Young people are often the first to go when it comes to redundancies; 156,000 more 16-24 year olds are finding themselves unemployed compared to June. Trawling through job listings, I see fewer and fewer vacancies for writing roles and any hope for a slow job market recovery is fading as the number of opportunities contract. A report by the ONS found that despite a record increase in job vacancies between July and September 2020, the number of available positions is 41% lower than last year. This figure could grow with the second lockdown.
The Office for Budget Responsibility also published an analysis listing potential scenarios for unemployment rates; In the best case scenario, the unemployment rate reaches a high of 9.7% (currently at 4.5%) by year-end before recovering to pre-crisis levels in 2022 while in the worst-case scenario, it rises to 13.2% and remains at 6.3% by 2024. We can only hope that calls for the government to provide greater support for young people and the creative industry are heard.
However, assuming all goes well, the economy will pick up and there will be growth (even with a bumpy road ahead) that will return the UK to a similar position as before the pandemic and finding roles in writing has never been the easiest of tasks.
One further silver lining is also the potential for personal growth and discovery. Time was a luxury many people could not afford pre-COVID but now these lost opportunities can be reclaimed.
It has never been easier to undertake virtual courses in professional development as e-learning platforms take advantage of people being stuck at home. I finally had the chance to allocate time to expanding my repertoire of skills; I have completed five online certifications in PR, Google Analytics, Inbound Marketing, Content Strategy and Digital Marketing. The Writers Initiative also holds plenty of workshops that give great insights to support you to grow as a writer and to network with people who have the same interests.
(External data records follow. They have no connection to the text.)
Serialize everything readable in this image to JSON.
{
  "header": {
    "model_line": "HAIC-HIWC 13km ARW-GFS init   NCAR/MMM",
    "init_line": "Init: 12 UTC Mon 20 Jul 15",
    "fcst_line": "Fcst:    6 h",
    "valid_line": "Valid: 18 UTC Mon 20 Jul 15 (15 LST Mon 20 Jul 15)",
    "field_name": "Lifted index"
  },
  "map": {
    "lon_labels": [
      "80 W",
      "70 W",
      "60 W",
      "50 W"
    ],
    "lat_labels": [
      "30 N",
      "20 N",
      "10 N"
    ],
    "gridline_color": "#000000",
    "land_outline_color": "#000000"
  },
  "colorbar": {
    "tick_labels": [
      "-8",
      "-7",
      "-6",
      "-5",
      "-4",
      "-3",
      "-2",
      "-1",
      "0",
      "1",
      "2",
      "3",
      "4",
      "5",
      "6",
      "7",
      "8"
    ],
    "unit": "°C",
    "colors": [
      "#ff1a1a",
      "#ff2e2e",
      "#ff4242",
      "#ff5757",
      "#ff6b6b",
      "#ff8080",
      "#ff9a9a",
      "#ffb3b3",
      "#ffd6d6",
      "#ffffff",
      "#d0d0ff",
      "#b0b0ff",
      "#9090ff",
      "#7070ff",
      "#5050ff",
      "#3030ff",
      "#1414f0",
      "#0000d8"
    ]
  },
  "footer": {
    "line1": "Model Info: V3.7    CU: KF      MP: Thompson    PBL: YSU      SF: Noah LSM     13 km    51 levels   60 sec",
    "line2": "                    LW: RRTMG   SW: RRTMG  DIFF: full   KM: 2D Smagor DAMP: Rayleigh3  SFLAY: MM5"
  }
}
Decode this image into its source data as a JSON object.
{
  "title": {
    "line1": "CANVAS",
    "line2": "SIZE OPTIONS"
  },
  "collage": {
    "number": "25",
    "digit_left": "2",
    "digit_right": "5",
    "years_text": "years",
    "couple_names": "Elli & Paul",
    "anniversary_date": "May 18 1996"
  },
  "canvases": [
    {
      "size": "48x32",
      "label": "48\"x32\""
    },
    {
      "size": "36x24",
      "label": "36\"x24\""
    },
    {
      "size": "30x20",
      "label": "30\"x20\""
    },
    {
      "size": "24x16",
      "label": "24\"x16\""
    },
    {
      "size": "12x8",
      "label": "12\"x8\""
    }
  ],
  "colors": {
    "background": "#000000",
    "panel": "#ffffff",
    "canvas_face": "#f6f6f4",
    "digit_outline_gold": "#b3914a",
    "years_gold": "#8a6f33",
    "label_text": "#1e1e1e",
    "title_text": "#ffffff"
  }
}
Most importantly, I dedicate more time to self-care; I’ve started to improve my mindfulness, learn about new ideas from key thinkers that could help re-build a better society and experiment with hobbies I hadn’t previously had time to try. The pandemic has highlighted the importance of good mental health and positive human connections. This second lockdown will be no different and graduates should try to remember these two pillars as they prepare to weather yet another setback in their career paths.